Pendekatan kolaboratif ini bertujuan untuk menciptakan solusi yang lebih komprehensif dan berkelanjutan. Contohnya, dalam penanganan banjir, pemerintah daerah melibatkan ahli hidrologi, pakar lingkungan, dan perwakilan masyarakat dalam merancang solusi yang terintegrasi. Pendekatan ini sejalan dengan prinsip tata kelola yang baik, yang menekankan partisipasi dan akuntabilitas.

Penolakan terhadap Retorika Populis. Pramono-Rano menghindari dikotomi moral dan fokus pada sinergi antara pemerintah daerah dan pusat. Mereka tidak menggunakan retorika yang memecah belah atau janji-janji instan, melainkan menekankan pada kerja keras dan solusi jangka panjang. Hal ini berbeda dengan gaya kepemimpinan populis yang seringkali mengandalkan retorika yang menyederhanakan masalah dan memicu emosi.

Pendekatan Inklusif. Pemerintah daerah berusaha untuk menjembatani kepentingan berbagai kelompok masyarakat, termasuk minoritas dan kelompok marginal. Contohnya, dalam program pembangunan perumahan, pemerintah daerah berupaya menyediakan rumah yang layak huni bagi masyarakat berpenghasilan rendah. Inklusivitas merupakan prinsip penting dalam pembangunan berkelanjutan, yang menekankan pentingnya keadilan sosial dan kesetaraan.

Perbandingan Populisme vs. Non-Populisme
Untuk lebih memahami perbedaan antara kepemimpinan populis dan non-populis, penting untuk membandingkan pendekatan mereka terhadap berbagai isu.
Transportasi Umum.
Kepemimpinan Populis: Pemimpin populis mungkin menawarkan solusi cepat dan populer, seperti tarif transportasi murah tanpa mempertimbangkan keberlanjutan finansial.
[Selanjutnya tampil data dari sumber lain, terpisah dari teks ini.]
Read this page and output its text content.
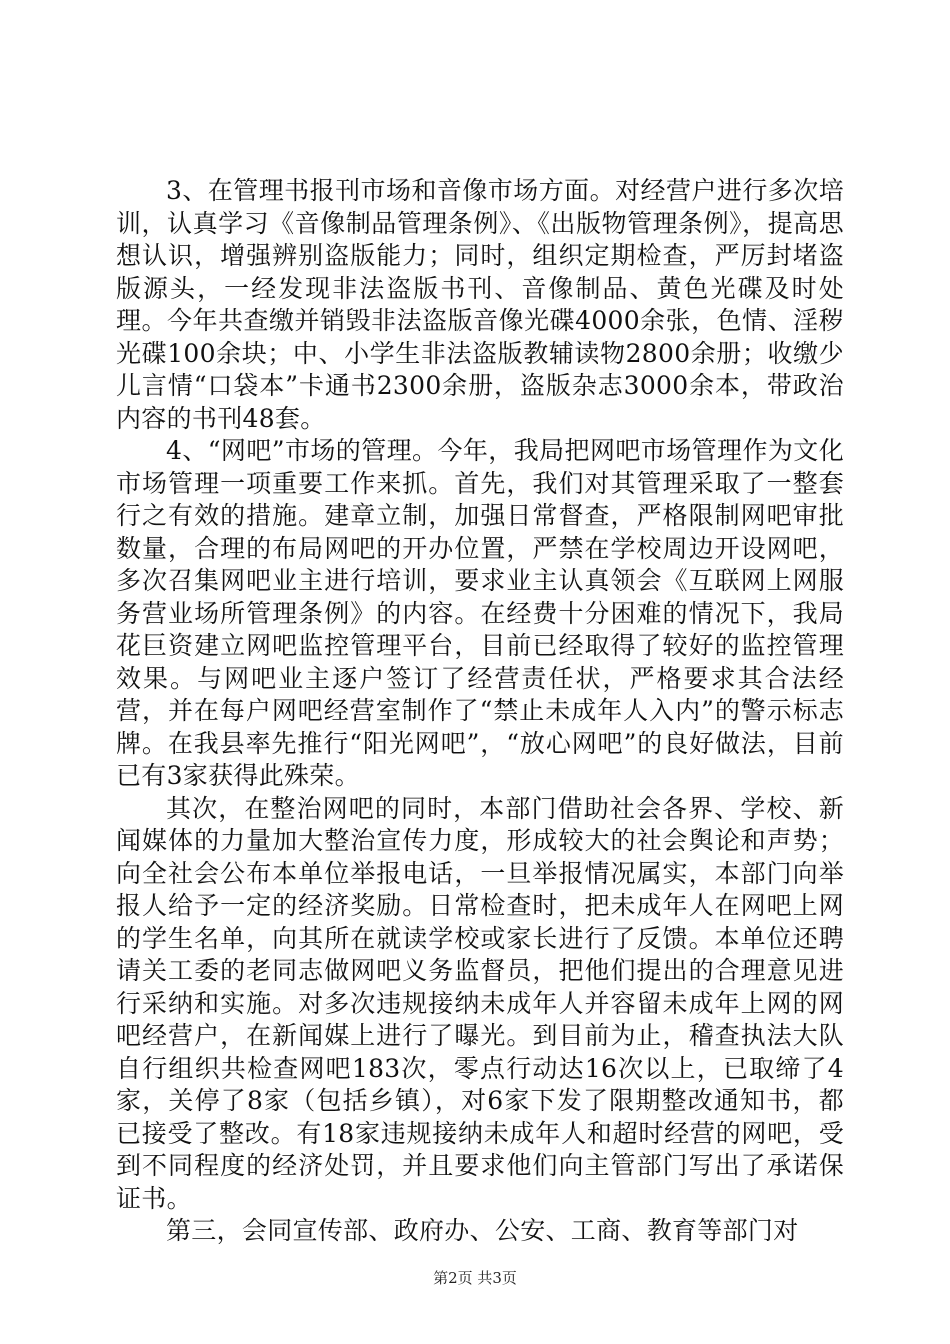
3、在管理书报刊市场和音像市场方面。对经营户进行多次培训，认真学习《音像制品管理条例》、《出版物管理条例》，提高思想认识，增强辨别盗版能力；同时，组织定期检查，严厉封堵盗版源头，一经发现非法盗版书刊、音像制品、黄色光碟及时处理。今年共查缴并销毁非法盗版音像光碟4000余张，色情、淫秽光碟100余块；中、小学生非法盗版教辅读物2800余册；收缴少儿言情“口袋本”卡通书2300余册，盗版杂志3000余本，带政治内容的书刊48套。

4、“网吧”市场的管理。今年，我局把网吧市场管理作为文化市场管理一项重要工作来抓。首先，我们对其管理采取了一整套行之有效的措施。建章立制，加强日常督查，严格限制网吧审批数量，合理的布局网吧的开办位置，严禁在学校周边开设网吧，多次召集网吧业主进行培训，要求业主认真领会《互联网上网服务营业场所管理条例》的内容。在经费十分困难的情况下，我局花巨资建立网吧监控管理平台，目前已经取得了较好的监控管理效果。与网吧业主逐户签订了经营责任状，严格要求其合法经营，并在每户网吧经营室制作了“禁止未成年人入内”的警示标志牌。在我县率先推行“阳光网吧”，“放心网吧”的良好做法，目前已有3家获得此殊荣。

其次，在整治网吧的同时，本部门借助社会各界、学校、新闻媒体的力量加大整治宣传力度，形成较大的社会舆论和声势；向全社会公布本单位举报电话，一旦举报情况属实，本部门向举报人给予一定的经济奖励。日常检查时，把未成年人在网吧上网的学生名单，向其所在就读学校或家长进行了反馈。本单位还聘请关工委的老同志做网吧义务监督员，把他们提出的合理意见进行采纳和实施。对多次违规接纳未成年人并容留未成年上网的网吧经营户，在新闻媒上进行了曝光。到目前为止，稽查执法大队自行组织共检查网吧183次，零点行动达16次以上，已取缔了4家，关停了8家（包括乡镇），对6家下发了限期整改通知书，都已接受了整改。有18家违规接纳未成年人和超时经营的网吧，受到不同程度的经济处罚，并且要求他们向主管部门写出了承诺保证书。

第三，会同宣传部、政府办、公安、工商、教育等部门对

第2页 共3页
Mereka mungkin mengandalkan retorika tentang “membela rakyat” yang terbebani biaya transportasi. Kepemimpinan Non-Populis: Pemimpin non-populis akan fokus pada solusi berbasis data, seperti optimalisasi rute, peningkatan kualitas layanan, investasi jangka panjang dalam infrastruktur, dan subsidi yang terarah. Mereka akan mempertimbangkan dampak jangka panjang dari kebijakan mereka terhadap lingkungan, sosial, dan ekonomi.

Penanganan Banjir.
Kepemimpinan Populis: Pemimpin populis mungkin menyalahkan pihak tertentu (misalnya, pemerintah pusat atau pengembang properti) dan menawarkan solusi simplistik, seperti pengerukan sungai secara sporadis atau pemberian bantuan sementara. Kepemimpinan Non-Populis: Pemimpin non-populis akan mengadopsi pendekatan multidimensi, melibatkan ahli, masyarakat, dan sektor swasta dalam perencanaan dan pelaksanaan solusi, seperti pembangunan infrastruktur pengendalian banjir, penataan tata ruang, dan peningkatan kesadaran masyarakat. Hal ini akan mempertimbangkan akar permasalahan dan mencari solusi yang berkelanjutan.
Kesenjangan Sosial.

Kepemimpinan Populis: Pemimpin populis mungkin menawarkan program bantuan sosial yang bersifat jangka pendek dan tidak berkelanjutan, atau retorika yang menyalahkan kelompok tertentu atas kesenjangan. Kepemimpinan Non-Populis: Pemimpin non-populis akan fokus pada kebijakan yang lebih komprehensif, seperti peningkatan kualitas pendidikan, peningkatan akses terhadap layanan kesehatan, penciptaan lapangan kerja, dan program pemberdayaan masyarakat. Mereka akan berupaya menciptakan kesempatan yang sama bagi semua warga negara.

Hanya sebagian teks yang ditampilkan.